Percikan Iman – Betul, munafik itu muncul di hati orang-orang yang membenci Islam, sedang sifat-sifatnya bisa menjangkiti siapapun. Salah satunya jika berkata, dia dusta. Itu sifat orang munafik yang hendaknya kita jauhi. Selain itu,sifat orang munafik juga termasuk mengobral janji tanpa niat menepatinya, juga dia berniat salah saat memegang amanah sehingga mengkhianatinya, selanjutnya, jika berselisih dia berbuat aniaya.
Menurut Ibnu Rajab, ingkar janji itu ada dua macam :
- Berjanji dan sejak awal sudah berniat untuk tidak menepatinya. Ini merupakan pengingkaran janji yang paling jahat.
- Berjanji, pada awalnya berniat untuk menepati janji tersebut, lalu di tengah jalan berbalik, lalu mengingkarinya tanpa adanya alasan yang benar.
Adapun jika dia berniat untuk memenuhi janji tersebut, tetapi karena alasan tertentu atau ada hal lainnya yang dapat dibenarkan, maka dia tidak termasuk dalam sifat tercela ini.Apalagi, jika kita lihat pendapat dari sahabat Ali Ra., bahwa janji itu sama dengan hutang yang harus dipenuhi, maka konsekuensinya kian berat, meski perawinya ada yang majhul.

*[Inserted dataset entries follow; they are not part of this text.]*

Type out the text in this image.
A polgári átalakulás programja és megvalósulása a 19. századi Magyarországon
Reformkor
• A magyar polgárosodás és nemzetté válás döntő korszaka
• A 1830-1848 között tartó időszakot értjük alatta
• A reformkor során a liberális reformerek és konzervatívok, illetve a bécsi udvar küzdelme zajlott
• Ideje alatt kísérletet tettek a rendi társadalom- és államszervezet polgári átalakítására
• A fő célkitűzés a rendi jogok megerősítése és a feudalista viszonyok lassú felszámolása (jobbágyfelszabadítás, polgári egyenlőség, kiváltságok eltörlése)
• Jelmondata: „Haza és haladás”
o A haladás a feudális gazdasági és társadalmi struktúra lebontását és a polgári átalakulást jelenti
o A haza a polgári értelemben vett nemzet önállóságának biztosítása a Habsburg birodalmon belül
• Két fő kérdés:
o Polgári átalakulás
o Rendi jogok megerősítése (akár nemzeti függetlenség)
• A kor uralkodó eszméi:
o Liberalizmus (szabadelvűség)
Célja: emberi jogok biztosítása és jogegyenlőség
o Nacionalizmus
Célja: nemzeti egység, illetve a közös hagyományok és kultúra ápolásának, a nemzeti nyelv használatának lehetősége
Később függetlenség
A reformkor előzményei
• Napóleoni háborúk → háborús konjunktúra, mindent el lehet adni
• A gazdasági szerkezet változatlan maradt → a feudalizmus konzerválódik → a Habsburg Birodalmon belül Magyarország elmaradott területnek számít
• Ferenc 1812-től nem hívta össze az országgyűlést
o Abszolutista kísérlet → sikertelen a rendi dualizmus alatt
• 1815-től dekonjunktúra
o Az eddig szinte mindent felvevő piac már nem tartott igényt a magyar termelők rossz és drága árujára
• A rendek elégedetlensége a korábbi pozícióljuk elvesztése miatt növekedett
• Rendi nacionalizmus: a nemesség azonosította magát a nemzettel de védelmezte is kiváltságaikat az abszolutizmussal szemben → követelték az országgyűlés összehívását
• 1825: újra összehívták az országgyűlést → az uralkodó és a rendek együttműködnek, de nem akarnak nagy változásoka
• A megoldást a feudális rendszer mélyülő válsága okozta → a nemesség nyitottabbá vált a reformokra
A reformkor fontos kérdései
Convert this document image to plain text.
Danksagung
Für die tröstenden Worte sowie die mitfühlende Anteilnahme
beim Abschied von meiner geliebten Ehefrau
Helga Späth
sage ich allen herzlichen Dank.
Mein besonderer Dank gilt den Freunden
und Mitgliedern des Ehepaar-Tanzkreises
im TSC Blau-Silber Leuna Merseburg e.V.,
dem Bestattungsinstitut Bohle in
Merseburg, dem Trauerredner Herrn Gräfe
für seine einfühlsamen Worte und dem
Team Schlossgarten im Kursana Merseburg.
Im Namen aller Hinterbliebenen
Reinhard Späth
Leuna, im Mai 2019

العِدَةُ دَينٌ ، ويلٌ لمن وعد ثم أخلف
“Janji adalah hutang. Celakalah orang yang berjanji namun tidak menepati.”
(Jami’ul ‘Ulum wal Hikam, 2: 483)
Artinya, siapapun yang sudah terlanjur menjanjikan sesuatu, maka dia akan ditagih oleh mereka yang menjanjikannya. Maka, sungguh berat perkara yang harus dihadapi oleh para pemimpin suatu negeri atau wilayah seandainya ia tak menepati janjinya karena janjinya mencakup banyak orang. Apalagi di negara besar, layaknya Indonesia yang berpenduduk hampir 270 juta orang. Maka dia akan ditagih janji oleh sebanyak orang tersebut.

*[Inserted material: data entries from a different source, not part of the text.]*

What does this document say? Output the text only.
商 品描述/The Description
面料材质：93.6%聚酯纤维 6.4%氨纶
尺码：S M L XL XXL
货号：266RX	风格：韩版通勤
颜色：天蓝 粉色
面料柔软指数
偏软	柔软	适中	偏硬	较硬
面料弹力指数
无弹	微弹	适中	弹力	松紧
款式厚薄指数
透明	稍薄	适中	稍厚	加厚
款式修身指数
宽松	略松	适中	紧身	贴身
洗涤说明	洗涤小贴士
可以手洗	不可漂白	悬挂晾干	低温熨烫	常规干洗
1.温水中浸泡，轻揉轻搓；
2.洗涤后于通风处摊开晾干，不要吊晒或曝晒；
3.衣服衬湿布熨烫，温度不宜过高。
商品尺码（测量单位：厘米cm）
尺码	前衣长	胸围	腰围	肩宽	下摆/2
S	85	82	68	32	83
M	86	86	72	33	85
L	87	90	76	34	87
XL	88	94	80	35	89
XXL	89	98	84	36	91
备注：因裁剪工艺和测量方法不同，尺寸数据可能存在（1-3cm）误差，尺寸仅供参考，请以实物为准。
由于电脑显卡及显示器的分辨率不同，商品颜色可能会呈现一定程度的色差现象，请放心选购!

Karena itu, hendaknya kita waspada dengan “janji”, cek dulu sebelum membuat janji, apakah kita benar-benar bisa menepatinya atau tidak. Cek jadwal jika terkait waktu, cek kemampuan jika itu memberi barang atau uang, cek kapasitas jika itu terkait dengan kepemimpinan. Jika pengadilan dunia bisa meloloskan Anda dari jeratan “hutang janji”, ketahuilah Allah Swt. Maha Jeli untuk mengingat segala bentuk janji meski itu sekecil dzarrah.

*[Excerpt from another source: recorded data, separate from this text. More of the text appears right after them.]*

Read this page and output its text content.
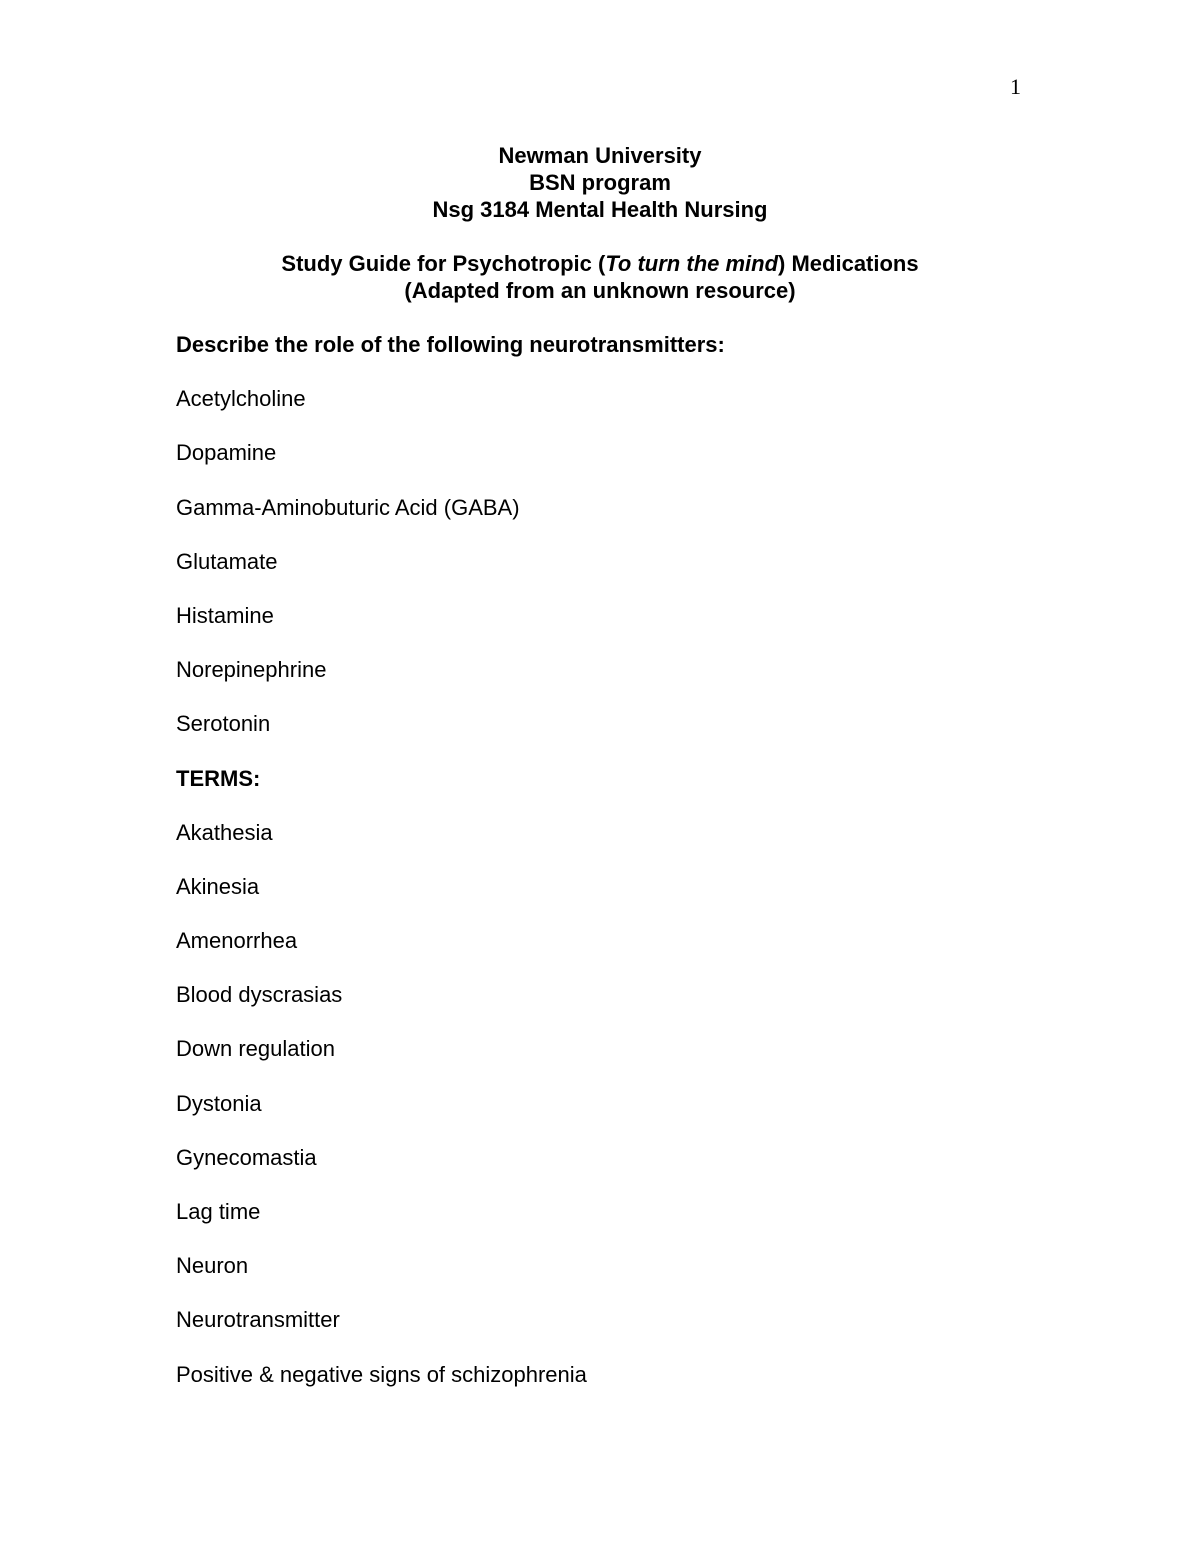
1
Newman University
BSN program
Nsg 3184 Mental Health Nursing
Study Guide for Psychotropic (To turn the mind) Medications
(Adapted from an unknown resource)
Describe the role of the following neurotransmitters:
Acetylcholine
Dopamine
Gamma-Aminobuturic Acid (GABA)
Glutamate
Histamine
Norepinephrine
Serotonin
TERMS:
Akathesia
Akinesia
Amenorrhea
Blood dyscrasias
Down regulation
Dystonia
Gynecomastia
Lag time
Neuron
Neurotransmitter
Positive & negative signs of schizophrenia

Jangan dulu mengatakan Insya Allah, sebelum kita mengecek kondisi diri kita. Itu karena kalimat tersebut adalah pamungkas setelah kita mengecek dan menilai diri kita sanggup memenuhinya. Insya Allah adalah kalimat keberserahan diri seorang hamba, bahwa meski kita merasa bisa, tetap ada Allah Swt Yang Maha Berkehendak, yang memiliki Hak Prerogatif Mutlak atas segala sesuatu.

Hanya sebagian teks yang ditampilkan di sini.